By now, I can tell you this - Boris Grebenshchikov is an Artist with the big letter A. His is true master.

 

About Tbilisi Concert Hall:

There was some problems with organization entrance into hall, nobody is left inside, 10 minutes before start of concert, and then there is huge mess and queue.

Overall feeling - It was great evening, learning more about Russian Rock music in pleasant company. 

 

About Boris Grebenshchikov and his relationship with Tbilisi:

From Wikipedia

BG's big break (or, in retrospect, his and the band's "watershed" moment), however, came in 1980, when Artemy Troitsky, the first public Russian rock critic and theenabling figure in many a Russian rock musician's career, invited Aquarium to perform at the Tbilisi Rock Festival.
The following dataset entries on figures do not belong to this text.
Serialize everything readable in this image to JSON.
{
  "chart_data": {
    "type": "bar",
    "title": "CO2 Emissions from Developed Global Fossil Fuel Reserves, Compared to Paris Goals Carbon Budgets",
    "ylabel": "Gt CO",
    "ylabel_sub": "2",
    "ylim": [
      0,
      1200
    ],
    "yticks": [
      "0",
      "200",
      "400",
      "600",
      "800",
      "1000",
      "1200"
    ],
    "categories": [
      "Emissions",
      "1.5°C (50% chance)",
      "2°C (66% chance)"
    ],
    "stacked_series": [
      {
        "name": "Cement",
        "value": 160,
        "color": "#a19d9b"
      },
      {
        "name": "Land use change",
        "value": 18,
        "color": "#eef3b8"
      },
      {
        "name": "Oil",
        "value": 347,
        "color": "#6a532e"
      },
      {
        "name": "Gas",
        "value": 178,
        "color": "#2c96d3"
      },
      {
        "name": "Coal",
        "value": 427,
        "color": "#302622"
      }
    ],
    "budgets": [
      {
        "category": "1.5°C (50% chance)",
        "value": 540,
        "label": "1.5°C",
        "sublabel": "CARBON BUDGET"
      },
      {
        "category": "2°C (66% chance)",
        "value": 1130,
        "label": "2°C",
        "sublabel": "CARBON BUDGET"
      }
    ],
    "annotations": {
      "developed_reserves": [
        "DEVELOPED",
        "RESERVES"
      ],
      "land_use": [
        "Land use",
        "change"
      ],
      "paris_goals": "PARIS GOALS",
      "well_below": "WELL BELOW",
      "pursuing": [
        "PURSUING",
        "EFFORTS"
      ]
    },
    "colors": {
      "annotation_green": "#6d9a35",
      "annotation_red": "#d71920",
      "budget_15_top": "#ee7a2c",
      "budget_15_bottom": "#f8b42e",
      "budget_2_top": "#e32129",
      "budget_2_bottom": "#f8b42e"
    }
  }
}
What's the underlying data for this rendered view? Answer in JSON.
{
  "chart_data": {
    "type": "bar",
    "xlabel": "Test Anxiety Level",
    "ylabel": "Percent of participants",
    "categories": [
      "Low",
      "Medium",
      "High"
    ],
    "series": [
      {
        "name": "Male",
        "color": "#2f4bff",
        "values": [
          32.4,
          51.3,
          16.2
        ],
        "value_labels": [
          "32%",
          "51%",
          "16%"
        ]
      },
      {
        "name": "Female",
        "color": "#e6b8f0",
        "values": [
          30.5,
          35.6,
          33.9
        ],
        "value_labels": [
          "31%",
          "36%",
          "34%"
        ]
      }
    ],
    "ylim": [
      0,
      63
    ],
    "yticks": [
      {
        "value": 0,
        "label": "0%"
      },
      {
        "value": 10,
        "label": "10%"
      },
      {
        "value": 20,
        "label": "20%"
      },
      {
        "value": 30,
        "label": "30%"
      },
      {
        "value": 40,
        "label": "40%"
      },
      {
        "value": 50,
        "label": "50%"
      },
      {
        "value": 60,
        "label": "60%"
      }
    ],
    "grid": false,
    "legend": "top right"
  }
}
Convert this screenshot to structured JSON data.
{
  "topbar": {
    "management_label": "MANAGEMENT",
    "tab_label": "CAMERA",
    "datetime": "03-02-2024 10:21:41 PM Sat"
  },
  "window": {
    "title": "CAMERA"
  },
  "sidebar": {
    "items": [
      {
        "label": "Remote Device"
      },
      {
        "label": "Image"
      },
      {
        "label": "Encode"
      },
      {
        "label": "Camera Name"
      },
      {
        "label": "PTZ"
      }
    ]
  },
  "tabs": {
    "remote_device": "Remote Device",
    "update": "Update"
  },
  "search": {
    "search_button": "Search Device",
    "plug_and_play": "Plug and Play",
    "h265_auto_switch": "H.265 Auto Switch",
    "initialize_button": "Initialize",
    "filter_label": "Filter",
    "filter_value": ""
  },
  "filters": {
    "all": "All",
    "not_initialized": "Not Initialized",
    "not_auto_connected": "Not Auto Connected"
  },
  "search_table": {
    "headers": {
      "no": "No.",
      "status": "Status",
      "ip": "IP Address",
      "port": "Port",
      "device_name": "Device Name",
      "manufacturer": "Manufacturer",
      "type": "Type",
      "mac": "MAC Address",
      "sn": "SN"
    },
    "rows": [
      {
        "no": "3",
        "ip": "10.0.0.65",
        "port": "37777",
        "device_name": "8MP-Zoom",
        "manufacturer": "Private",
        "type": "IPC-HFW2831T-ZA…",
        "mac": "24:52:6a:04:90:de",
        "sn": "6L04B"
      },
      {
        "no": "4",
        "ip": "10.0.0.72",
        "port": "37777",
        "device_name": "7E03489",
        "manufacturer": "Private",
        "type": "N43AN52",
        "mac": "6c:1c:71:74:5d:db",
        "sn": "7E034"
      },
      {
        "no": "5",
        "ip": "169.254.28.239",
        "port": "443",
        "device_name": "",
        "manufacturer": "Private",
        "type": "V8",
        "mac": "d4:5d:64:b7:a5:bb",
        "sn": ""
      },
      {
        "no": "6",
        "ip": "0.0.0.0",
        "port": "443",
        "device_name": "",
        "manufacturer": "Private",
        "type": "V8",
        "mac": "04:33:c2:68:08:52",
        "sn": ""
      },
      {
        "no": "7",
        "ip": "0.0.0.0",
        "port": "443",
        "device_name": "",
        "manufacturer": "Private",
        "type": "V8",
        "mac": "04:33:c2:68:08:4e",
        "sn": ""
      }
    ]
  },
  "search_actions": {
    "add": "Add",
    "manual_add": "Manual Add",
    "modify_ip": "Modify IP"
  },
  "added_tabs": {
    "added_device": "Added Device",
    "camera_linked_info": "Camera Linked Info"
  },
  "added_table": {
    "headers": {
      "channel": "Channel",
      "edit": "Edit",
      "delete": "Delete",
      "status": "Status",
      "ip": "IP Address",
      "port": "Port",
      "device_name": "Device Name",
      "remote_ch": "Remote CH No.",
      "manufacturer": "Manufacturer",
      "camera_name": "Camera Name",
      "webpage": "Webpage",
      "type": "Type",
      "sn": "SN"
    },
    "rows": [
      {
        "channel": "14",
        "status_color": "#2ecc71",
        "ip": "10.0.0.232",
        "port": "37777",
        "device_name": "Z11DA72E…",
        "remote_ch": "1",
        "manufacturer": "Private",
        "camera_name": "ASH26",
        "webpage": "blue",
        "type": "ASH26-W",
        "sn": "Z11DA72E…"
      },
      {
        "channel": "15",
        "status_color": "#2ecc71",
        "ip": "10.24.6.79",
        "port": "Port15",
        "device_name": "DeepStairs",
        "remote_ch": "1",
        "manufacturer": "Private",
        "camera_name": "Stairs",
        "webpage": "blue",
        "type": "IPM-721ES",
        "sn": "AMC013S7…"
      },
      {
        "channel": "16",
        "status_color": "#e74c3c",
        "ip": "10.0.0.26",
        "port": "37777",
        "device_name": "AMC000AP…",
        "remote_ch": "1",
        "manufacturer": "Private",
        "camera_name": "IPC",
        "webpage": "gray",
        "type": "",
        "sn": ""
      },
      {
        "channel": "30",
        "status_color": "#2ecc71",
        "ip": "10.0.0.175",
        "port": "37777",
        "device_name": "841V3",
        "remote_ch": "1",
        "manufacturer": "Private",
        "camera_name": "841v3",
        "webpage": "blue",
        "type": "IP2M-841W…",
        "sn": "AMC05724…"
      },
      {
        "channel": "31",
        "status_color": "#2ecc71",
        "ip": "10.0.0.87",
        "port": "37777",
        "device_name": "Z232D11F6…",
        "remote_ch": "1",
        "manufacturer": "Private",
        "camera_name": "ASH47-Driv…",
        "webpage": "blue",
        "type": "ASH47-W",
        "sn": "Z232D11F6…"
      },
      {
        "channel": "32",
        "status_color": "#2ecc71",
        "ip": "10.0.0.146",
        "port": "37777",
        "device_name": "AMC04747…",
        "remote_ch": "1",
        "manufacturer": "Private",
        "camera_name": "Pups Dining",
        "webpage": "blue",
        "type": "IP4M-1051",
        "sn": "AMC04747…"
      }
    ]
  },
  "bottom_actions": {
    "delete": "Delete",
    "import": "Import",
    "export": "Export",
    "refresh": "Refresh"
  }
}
The festival was a state-sanctioned attempt to channel the then-burgeoning Russian rock music movement into a controllable ideological vessel. It featured a laundered line-up of government-approved rock bands, but also Kraftwerk, whose performance was accompanied by frisbees being launched into the public. Members of the jury (the occasion was officially an artistic contest) were not amused. A covert KGB-bound report pinned the shenanigans on Aquarium, which caused BG to lose his day job at a backwater design bureau (of a kind that employed the majority of technical specialty graduates in the Soviet Union; Russians called them P.O. Box (Pochtoviy yaschik) because their street addresses were never revealed), and membership in Komsomol, the Young Communist League, which was a career kiss of death for a Soviet citizen in 1980.